Smart Contracts
State Variable
A variable stored permanently on the blockchain as part of a smart contract's data.
Last Updated
2026-03-19
Related Concepts
What is State Variable?
A state variable is a piece of data that a smart contract stores permanently on the blockchain. Unlike local variables that exist only during a function call, state variables persist across every transaction and function invocation.
How does State Variable work?
- Variables are declared in the contract with explicit types (uint256, address, bool, etc.).
- Each variable is assigned a storage slot in the EVM sequentially.
- Writing to a state variable costs gas and records the change permanently on-chain.
- Reading is cheaper free for view functions called off-chain.
Why does State Variable matter?
State variables are what enable contracts to track balances, ownership, and logic across time. Without them, contracts could only perform stateless, one-off calculations.

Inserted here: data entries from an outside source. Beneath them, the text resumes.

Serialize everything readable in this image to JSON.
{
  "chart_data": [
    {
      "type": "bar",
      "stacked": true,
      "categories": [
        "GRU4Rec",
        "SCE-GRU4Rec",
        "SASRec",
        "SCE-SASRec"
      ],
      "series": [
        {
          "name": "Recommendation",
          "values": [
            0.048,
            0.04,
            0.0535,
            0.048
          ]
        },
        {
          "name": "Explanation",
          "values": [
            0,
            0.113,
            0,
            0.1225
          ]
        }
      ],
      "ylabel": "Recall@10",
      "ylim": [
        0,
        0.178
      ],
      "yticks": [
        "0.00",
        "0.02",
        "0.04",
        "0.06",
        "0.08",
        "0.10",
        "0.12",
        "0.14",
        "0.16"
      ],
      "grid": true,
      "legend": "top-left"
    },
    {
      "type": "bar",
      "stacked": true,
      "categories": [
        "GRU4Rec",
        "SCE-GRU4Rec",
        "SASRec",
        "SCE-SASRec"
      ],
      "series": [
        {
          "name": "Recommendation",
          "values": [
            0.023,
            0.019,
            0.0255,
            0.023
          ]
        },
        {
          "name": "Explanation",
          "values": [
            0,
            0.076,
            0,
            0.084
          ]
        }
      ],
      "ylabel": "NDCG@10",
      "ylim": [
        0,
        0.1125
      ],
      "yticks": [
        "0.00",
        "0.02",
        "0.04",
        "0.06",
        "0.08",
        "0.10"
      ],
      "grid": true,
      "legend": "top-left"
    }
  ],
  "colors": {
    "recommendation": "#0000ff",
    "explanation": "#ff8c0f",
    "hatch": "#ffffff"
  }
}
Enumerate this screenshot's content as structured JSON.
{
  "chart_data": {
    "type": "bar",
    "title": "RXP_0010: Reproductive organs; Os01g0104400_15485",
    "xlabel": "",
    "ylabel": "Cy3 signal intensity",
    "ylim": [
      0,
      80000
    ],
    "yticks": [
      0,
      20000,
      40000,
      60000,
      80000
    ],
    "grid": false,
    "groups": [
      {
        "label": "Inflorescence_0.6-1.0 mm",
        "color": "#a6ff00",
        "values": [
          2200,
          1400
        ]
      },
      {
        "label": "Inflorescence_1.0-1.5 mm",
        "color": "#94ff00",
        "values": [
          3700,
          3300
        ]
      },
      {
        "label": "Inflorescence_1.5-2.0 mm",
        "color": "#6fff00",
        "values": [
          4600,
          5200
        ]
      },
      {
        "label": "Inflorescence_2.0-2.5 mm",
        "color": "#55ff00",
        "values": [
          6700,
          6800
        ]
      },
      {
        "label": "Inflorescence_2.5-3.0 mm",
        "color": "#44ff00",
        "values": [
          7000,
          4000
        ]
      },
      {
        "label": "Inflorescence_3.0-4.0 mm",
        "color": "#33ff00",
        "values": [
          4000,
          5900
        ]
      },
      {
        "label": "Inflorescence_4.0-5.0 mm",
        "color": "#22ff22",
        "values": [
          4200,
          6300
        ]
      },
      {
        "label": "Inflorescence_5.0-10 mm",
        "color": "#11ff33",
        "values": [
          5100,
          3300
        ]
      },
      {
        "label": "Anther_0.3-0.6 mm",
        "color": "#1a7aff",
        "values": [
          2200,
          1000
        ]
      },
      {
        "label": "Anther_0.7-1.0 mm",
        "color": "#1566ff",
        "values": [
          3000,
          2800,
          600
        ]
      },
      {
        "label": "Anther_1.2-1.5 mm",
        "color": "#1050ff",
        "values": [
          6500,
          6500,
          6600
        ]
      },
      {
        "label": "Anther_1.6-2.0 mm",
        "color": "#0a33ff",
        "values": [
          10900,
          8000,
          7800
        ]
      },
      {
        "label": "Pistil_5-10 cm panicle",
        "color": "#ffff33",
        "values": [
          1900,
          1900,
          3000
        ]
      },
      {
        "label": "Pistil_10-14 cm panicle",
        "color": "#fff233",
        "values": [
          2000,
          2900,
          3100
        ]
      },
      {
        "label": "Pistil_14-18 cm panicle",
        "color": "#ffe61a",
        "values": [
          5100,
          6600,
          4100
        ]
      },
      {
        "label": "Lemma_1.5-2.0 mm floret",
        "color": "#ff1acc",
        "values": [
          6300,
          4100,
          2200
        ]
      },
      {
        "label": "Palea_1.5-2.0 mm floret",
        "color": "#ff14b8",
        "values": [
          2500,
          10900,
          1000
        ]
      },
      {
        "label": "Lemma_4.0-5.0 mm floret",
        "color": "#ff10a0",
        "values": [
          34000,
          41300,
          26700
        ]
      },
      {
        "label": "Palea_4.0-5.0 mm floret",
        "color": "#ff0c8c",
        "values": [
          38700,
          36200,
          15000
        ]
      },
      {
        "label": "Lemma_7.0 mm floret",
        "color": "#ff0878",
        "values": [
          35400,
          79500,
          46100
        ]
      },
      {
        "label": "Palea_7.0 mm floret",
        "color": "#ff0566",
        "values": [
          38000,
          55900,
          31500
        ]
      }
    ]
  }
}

Key features of State Variable
- Persistent across all transactions and calls
- Writing costs gas; reading is cheap
- Each contract has isolated storage inaccessible to others
- Careful layout is critical for proxy upgrades
Examples of State Variable
In an ERC-20 token, balances is a state variable mapping addresses to amounts. In a DAO, votingDelay and votingPeriod track governance timelines.
In a lending protocol, totalDeposited accumulates user deposits over time.